Apr 12, 2007

Tun Mahathir not implicated in Perwaja's RM76.4m payout

(The Sun) Former Prime Minister Tun Dr Mahathir Mohamad was not implicated in a RM76.4 million payout to the Japanese based NKK Corporation, a sessions court was told today.

"Based on my investigations, Tun Dr Mahathir was not involved in the issue of the RM76.4 million payout," Anti-Corruption Agency (ACA) investigating officer Han Chee Rull told sessions judge Akhtar Tahir, during re-examination by Deputy Public Prosecutor Nordin Hassan.

Nordin had asked Han if Dr Mahathir was directly or indirectly involved in the payment of the RM76.4 million to the Japanese based NKK Corporation.

However, defence lawyer Datuk Muhammad Shafee Abdullah objected, saying Han had on Tuesday (April 10) told the court he was not aware of the extent of Mahathir's involvement in the matter.

Akhtar however allowed Nordin's question as he said it revolved around Han's investigations.

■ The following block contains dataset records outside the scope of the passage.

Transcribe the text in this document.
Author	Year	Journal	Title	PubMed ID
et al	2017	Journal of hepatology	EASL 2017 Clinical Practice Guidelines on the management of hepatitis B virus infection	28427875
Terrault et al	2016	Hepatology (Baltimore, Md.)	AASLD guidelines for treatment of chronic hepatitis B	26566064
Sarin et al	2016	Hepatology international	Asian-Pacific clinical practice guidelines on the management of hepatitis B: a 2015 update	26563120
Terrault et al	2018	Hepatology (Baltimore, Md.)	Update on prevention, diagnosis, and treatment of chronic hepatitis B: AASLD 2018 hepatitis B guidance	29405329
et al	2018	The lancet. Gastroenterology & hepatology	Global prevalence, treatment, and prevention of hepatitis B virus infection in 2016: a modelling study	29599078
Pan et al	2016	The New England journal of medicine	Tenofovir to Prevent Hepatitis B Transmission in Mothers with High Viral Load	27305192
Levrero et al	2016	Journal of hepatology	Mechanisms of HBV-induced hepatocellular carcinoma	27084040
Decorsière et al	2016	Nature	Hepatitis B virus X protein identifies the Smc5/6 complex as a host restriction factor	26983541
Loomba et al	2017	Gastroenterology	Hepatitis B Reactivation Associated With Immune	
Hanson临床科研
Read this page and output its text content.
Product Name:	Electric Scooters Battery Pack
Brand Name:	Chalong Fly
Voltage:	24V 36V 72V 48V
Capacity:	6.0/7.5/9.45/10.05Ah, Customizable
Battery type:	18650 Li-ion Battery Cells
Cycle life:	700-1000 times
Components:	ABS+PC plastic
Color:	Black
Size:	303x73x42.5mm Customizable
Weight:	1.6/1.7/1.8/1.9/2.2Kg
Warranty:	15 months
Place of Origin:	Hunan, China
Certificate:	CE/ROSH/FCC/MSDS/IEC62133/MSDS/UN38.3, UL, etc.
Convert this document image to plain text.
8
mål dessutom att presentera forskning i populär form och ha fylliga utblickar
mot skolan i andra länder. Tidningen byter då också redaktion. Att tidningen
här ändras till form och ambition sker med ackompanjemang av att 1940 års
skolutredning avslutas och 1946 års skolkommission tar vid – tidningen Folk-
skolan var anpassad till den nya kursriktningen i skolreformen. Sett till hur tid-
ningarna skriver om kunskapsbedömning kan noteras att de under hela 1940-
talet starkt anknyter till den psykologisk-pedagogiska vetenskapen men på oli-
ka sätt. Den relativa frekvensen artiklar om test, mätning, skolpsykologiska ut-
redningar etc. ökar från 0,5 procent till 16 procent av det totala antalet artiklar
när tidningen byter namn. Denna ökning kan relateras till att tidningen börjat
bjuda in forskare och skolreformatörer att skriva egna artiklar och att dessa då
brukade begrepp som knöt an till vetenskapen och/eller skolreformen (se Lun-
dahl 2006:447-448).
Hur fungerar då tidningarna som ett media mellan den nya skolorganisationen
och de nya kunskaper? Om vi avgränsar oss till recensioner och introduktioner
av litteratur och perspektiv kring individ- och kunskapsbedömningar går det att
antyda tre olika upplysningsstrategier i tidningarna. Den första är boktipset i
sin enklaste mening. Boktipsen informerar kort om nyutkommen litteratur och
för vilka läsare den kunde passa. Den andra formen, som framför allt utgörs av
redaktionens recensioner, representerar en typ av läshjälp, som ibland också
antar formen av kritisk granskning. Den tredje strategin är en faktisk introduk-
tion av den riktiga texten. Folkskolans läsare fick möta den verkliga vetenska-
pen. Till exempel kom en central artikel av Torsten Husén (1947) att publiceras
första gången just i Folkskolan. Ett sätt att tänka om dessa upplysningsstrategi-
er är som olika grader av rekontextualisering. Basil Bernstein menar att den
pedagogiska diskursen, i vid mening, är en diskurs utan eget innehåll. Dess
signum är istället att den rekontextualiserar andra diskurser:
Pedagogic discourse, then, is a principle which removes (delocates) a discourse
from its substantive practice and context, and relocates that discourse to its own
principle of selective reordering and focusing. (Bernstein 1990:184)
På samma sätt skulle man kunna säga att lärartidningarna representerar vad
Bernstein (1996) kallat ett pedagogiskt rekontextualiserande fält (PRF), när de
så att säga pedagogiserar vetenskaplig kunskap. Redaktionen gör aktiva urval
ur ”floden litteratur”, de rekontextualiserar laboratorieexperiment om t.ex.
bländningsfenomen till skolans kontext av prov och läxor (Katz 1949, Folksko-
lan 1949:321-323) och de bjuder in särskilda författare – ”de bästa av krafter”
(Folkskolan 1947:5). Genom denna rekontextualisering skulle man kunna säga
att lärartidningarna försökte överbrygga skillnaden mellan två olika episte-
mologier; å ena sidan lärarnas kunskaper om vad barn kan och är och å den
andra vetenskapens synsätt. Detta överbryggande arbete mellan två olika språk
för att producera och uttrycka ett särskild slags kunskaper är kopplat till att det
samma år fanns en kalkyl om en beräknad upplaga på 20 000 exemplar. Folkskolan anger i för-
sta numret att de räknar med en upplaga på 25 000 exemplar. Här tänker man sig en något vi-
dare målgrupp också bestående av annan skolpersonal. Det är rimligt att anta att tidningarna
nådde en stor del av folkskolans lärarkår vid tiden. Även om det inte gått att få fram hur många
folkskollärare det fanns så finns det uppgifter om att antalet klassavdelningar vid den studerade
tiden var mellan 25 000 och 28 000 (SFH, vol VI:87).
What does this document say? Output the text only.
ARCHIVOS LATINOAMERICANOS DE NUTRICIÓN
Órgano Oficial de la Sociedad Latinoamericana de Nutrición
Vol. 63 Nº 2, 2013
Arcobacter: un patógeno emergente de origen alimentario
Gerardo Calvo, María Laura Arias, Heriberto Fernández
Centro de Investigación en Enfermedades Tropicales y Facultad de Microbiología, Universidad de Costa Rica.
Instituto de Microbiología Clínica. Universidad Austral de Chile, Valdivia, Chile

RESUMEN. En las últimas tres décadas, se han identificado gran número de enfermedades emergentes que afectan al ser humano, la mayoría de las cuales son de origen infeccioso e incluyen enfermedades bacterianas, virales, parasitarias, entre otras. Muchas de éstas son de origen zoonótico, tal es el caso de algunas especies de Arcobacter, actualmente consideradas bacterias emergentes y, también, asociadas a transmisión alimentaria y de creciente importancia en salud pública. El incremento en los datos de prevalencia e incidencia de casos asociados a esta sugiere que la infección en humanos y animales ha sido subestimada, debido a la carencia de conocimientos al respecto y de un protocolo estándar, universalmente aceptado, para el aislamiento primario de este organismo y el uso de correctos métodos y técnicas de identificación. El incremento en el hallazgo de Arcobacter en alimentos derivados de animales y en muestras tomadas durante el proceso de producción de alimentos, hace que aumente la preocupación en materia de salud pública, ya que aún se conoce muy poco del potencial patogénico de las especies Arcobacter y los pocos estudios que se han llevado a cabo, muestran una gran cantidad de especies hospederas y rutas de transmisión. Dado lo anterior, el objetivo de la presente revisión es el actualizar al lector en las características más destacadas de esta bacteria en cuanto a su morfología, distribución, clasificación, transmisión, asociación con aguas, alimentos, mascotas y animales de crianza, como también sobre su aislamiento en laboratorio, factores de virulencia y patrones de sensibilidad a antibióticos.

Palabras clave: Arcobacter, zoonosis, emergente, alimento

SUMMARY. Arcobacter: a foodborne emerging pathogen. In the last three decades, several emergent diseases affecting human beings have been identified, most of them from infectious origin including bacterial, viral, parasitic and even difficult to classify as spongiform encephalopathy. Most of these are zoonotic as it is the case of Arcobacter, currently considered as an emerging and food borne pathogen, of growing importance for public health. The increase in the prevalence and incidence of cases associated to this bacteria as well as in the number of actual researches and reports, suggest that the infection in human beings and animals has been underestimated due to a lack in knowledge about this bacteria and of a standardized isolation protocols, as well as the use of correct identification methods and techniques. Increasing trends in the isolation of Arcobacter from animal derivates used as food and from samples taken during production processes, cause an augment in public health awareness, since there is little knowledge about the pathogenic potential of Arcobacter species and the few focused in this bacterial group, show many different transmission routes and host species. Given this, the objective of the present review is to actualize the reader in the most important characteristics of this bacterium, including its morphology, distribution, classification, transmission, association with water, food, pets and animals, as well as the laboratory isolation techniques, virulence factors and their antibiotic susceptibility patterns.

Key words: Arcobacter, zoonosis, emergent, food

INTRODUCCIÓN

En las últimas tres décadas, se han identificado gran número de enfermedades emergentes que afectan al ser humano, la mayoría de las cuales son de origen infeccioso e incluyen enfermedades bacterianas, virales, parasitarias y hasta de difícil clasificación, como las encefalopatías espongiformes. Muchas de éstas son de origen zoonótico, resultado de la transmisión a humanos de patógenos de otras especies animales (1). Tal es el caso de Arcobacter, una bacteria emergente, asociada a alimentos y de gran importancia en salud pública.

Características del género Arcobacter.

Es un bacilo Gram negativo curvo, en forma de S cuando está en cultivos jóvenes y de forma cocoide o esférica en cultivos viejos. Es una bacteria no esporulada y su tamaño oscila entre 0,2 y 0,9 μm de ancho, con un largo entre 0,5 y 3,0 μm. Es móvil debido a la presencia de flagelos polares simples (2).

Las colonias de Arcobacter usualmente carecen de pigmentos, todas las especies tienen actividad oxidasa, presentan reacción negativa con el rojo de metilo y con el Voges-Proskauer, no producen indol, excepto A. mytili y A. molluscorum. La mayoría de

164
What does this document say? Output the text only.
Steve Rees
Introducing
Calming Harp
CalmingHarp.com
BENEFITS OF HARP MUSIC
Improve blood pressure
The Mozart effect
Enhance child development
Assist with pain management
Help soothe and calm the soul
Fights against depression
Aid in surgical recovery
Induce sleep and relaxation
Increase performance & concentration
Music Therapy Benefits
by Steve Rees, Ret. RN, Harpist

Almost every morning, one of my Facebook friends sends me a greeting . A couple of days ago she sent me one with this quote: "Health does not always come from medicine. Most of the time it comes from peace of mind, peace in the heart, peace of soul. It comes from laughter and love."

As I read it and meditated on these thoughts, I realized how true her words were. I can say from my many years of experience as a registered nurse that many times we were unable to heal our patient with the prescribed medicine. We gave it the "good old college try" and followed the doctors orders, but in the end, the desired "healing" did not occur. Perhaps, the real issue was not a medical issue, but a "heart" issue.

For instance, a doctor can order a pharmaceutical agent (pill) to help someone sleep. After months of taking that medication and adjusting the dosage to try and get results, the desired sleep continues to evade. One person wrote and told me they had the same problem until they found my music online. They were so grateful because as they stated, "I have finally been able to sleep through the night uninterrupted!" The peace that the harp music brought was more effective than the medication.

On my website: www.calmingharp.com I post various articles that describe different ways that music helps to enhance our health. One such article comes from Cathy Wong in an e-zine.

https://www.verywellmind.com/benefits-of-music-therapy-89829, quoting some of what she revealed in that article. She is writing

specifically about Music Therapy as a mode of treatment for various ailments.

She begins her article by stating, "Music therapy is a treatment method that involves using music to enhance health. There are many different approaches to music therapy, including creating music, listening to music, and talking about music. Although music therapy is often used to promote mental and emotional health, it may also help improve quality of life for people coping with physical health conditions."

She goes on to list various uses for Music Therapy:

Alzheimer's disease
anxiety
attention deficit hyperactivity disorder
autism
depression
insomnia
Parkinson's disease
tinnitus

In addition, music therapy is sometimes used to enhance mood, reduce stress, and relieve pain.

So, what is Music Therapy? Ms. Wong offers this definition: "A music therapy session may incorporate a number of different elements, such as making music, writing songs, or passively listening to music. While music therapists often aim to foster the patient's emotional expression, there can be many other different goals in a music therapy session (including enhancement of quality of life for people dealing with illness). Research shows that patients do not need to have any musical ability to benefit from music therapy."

Earlier, Han had told the court he had found it unnecessary to record further statements from Tan Sri Eric Chia despite obtaining new evidence.

He said no other statements were taken from the former Perwaja Steel managing director subsequent to the Nov 9, 1996, cautioned statement recorded from Chia.

Nordin had asked Han the question with reference to defence lawyer Datuk Muhammad Shafee Abdullah's claim that Chia was not given an opportunity to explain on additional evidence compiled by Han subsequently.

Questioned as to what the new evidence was, Han said they comprised the technical assistance agreement (TAA) and the flow of the RM76.4 million.

Asked whether Chia was asked for an explanation about the issue of RM76.4 million, Han replied in the affirmative.

Meanwhile, asked whether the magistrates in Geneva and Zurich in Switzerland had allowed the defence opportunity to be present during the proceedings there, Han said the chance was given.

Muhammad Shafee objected, saying Han had previously stated he did not know what transpired in the court room because he did not sit through the hearing.

Muhammad Shafee had also contended previously that the defence team was notified about the hearing in Geneva and Zurich only at the last minute and had thus faced difficulties in seeking local lawyers to represent Chia at the hearing.

As to why he (Han) had required about two weeks to study the documents related to the probe in Switzerland, Han said various types of documents had to be scrutinised.

Asked what the documents related to, Han said they comprised "bank documents related to the identity of the account holders and deposit and withdrawal transactions performed."

He added that the time was also to enable him to prepare a master flow chart and reports on the case.

Nordin then told Akhtar the prosecution had finished questioning Han and called two translators and a National Registration Departement staff to the witness stand.

When Akhtar later asked if the prosecution intends to call several witnesses from Hong Kong, Nordin said it had yet to decide on the matter.

Hearing was then adjourned to Friday (April 13).